I’m sure you can see where I’m headed. I don’t want to smack you on the head with obvious metaphors.
Here we are, post-loss, grieving after a historic Game 7 in Philadelphia. Despite all the historic moments, all the joy, we were forced to face loss. And now we carry on. Baseball like life, right?
“It’s a disgusting feeling,” said Nick Castellanos, after the game. Yes, it was. Imagine how hard that feeling is still hitting him. It’s his job. His passion is ours, but he worked all his life to get there. What a terrible feeling all-around.
Thinking about my grandparents on that day made my heart ache, but it also brought to mind baseball memories. My grandpa and I would go out to breakfast and talk Phillies. We’d argue, we’d hope, he’d ask me about players I’d interviewed.

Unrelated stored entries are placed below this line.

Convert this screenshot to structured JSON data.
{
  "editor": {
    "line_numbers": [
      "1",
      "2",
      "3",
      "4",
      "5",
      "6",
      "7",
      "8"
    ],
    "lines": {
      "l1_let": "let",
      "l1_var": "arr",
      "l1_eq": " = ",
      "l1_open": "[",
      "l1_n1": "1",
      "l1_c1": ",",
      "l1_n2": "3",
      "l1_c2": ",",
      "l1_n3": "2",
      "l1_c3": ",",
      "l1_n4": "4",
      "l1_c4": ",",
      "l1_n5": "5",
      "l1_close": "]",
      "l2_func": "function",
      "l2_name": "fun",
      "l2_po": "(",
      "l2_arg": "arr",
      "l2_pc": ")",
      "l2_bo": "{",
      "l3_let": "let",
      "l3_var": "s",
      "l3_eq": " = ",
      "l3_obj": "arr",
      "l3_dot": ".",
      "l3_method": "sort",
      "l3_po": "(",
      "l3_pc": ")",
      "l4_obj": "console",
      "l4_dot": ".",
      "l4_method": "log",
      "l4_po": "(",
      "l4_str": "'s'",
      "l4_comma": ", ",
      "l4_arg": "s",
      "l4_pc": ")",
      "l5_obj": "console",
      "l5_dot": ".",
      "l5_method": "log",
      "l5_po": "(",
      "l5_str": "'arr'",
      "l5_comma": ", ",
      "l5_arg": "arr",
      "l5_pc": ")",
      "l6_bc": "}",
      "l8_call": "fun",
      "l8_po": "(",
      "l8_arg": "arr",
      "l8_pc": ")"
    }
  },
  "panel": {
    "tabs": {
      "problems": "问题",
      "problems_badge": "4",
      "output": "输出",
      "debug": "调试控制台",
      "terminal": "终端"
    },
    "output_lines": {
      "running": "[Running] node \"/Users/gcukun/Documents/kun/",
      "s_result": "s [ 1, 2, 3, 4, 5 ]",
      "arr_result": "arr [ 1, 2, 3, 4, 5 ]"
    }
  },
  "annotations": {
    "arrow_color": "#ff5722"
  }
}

He really only wanted to know if I’d interviewed “Lefty.” As in Steve Carlton. No, I’d say, I don’t think I will. It was fun. He was excitable when we talked baseball, just as my grandmother was when she’d talk about the Phillies or Eagles. She too would get fired up. She was more matter-of-fact, sharply direct, as she was about everything. If she had something to say, she damn sure said it. I never doubted her because she spoke confidently, raw, and from the soul. She’d tell me something and throw in what Jesus would think, and, man, it was hard to say anything after that. She was a believer. In family, in the teachings of Jesus, in sports—Philly sports. She didn’t throw in the towel for long, but there were plenty of times when she’d had enough. I felt their presence on Monday, and imagined them sitting with us, desperate to hear their voices, even if they were unhappy. And they would’ve been. I needed to commiserate so badly, perhaps mostly with my grandpa. What a gift to have a relationship as baseball buddies in his later years.